On my bike ride home from work, I have found the perfect hill. It’s a half-block long, perfect to go down full-speed (without exceeding the speed limit) and still have room to glide to a stop before the next intersection. It’s also been recently repaved, so the ride is smooth and glorious, like a perfect snow hill. A squeal often escapes my lips on the way down. I consider this hill my gateway between work and home, to release the work stress of the day.
I also ride my kids to and from school. My son, now three, rides his push-bike along the sidewalk, as I ride next to him in the street. He doesn’t have pedals yet, which limits his speed and makes for easy stops along the way. When I’m in a hurry, this can be frustrating. My goal, though, is to use this time to live life closer to his preferred pace. I’ve learned to bring along my cup of tea, and every time he stops to look at a worm crossing the sidewalk or the water running under the bridge along the way, I take a sip of tea to remind myself to slow down and enjoy these moments.
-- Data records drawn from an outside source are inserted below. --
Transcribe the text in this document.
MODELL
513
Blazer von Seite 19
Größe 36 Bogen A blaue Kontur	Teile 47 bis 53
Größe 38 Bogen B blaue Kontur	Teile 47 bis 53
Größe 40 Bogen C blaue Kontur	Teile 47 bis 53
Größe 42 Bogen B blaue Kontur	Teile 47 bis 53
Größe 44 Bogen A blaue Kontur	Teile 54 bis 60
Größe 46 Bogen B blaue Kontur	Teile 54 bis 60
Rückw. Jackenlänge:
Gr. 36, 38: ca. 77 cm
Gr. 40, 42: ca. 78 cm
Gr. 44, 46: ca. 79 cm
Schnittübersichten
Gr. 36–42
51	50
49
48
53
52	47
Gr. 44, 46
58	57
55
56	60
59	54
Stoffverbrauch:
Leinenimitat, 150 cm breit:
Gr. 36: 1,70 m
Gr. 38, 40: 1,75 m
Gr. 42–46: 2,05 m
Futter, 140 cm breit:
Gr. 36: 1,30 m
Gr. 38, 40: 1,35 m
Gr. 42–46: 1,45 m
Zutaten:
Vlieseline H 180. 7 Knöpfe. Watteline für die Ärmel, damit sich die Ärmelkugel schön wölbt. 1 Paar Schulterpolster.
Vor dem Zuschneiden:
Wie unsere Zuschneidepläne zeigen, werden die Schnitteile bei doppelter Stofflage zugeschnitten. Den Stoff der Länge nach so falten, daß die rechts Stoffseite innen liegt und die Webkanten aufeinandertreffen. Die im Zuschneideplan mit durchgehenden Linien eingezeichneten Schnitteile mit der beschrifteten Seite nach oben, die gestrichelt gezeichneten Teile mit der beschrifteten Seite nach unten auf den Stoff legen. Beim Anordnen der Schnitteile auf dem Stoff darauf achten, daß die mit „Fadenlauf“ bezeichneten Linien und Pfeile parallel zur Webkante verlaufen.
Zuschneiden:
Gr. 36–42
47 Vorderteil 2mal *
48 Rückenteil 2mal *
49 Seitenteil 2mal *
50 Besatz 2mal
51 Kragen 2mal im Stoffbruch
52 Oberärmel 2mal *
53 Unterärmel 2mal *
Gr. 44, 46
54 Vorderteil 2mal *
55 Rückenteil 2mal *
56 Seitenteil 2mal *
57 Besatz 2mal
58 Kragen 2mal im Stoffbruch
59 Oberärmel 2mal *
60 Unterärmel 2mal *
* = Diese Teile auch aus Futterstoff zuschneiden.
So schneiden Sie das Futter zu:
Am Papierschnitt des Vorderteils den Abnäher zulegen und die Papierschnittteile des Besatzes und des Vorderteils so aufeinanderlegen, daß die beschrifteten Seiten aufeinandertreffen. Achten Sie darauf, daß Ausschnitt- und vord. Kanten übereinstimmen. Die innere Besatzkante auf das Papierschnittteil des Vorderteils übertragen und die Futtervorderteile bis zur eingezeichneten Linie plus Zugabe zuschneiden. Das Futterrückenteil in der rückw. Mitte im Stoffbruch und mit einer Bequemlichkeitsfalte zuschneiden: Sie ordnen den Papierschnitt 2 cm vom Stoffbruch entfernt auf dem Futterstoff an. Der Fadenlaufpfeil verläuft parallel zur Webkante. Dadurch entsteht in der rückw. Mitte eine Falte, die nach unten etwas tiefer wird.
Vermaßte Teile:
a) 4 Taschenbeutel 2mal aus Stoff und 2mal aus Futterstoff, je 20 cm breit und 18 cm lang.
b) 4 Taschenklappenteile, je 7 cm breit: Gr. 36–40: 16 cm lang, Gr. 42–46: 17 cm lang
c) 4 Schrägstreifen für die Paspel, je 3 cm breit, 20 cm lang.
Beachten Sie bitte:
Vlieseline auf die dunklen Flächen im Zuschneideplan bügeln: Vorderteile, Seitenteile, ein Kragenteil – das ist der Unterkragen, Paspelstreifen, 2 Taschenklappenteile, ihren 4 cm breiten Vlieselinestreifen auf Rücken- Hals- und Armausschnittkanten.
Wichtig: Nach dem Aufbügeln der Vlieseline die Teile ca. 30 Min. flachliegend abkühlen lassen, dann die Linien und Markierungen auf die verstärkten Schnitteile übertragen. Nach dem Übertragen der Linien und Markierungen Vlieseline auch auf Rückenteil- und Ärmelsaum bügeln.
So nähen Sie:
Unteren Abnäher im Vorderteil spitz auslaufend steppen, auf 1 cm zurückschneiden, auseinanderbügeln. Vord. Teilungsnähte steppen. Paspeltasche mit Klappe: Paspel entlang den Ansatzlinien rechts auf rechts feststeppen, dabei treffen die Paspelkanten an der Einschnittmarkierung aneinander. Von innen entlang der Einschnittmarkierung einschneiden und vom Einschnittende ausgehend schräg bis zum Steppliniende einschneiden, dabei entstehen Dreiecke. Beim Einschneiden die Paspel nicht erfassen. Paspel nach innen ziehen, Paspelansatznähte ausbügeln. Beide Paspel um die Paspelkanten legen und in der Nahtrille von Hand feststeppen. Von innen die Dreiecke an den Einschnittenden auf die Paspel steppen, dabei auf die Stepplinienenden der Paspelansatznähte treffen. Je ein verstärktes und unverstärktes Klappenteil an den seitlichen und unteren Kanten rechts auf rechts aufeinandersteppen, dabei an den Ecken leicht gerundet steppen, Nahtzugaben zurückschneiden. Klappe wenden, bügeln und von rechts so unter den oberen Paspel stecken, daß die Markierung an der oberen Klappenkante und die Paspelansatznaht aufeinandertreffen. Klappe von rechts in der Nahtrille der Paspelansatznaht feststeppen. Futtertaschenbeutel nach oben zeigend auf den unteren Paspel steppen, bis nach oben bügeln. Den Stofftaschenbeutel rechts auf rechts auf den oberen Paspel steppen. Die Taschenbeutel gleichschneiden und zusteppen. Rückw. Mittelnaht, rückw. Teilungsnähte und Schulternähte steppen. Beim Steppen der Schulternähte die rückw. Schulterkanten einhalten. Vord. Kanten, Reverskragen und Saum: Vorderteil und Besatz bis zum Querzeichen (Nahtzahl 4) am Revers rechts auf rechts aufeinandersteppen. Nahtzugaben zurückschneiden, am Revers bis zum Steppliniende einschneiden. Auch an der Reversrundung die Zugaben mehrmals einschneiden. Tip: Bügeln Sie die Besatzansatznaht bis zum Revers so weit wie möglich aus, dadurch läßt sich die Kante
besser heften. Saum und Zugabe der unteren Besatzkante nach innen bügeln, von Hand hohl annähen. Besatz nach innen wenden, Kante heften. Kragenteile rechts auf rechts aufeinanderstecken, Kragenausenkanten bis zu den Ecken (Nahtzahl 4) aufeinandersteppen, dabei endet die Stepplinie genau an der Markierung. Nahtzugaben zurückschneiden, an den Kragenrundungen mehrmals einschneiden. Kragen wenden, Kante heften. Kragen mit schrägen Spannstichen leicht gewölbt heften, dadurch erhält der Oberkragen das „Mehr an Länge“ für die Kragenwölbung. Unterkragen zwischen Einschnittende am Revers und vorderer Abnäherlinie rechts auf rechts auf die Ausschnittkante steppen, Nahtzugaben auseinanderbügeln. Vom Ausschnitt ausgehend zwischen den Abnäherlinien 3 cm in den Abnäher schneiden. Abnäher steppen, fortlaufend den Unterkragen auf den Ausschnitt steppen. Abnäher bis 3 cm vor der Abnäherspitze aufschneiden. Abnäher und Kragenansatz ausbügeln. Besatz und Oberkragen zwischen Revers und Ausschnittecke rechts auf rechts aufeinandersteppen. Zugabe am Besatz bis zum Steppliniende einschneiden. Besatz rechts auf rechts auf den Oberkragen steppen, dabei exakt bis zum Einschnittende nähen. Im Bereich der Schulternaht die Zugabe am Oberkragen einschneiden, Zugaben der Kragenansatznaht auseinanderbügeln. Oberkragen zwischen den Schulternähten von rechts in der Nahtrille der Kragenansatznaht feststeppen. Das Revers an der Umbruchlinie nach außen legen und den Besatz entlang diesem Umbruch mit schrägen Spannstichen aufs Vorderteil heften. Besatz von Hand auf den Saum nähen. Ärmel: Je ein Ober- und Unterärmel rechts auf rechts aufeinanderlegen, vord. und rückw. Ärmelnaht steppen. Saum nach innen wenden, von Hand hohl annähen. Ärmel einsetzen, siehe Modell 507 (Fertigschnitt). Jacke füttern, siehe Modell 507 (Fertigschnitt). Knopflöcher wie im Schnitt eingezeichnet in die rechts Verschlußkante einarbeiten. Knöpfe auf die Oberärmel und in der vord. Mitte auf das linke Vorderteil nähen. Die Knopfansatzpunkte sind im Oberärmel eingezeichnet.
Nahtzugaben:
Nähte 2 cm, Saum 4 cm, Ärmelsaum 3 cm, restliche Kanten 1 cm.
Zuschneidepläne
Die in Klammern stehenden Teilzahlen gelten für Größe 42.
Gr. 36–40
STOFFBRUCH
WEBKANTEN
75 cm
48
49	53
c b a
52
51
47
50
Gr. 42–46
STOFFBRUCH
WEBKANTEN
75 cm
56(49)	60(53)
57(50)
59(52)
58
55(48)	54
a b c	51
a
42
My daughter, now 10, occasionally rides her bike home from school with her friends, sans adults. I have confidence in her ability to ride safely because I’ve made the same bike commute together with her for six years. I’ve used that time to teach her—how to ride safely and defensively, how to be considerate of others, and how the rules of the road work; essentially, how to be safe, responsible, courteous, and independent. She has soaked these up like a sponge because she was young enough to still listen to my input and I was there to guide her as she learned to implement it. If I had waited until she was 15 to teach her the rules of the road, she might have cared less what I had to say about being courteous of others and taking her turn at the stop sign. Now I have more trust that these things are part of who she is.
Riding my bike is a gift I give to myself. It’s a way to remind myself of the parent and person I want to be. But mostly, it’s just fun—splashing through puddles, squealing down hills, stopping to watch the worms with my son, and watching my daughter learn and grow. What could be better than that?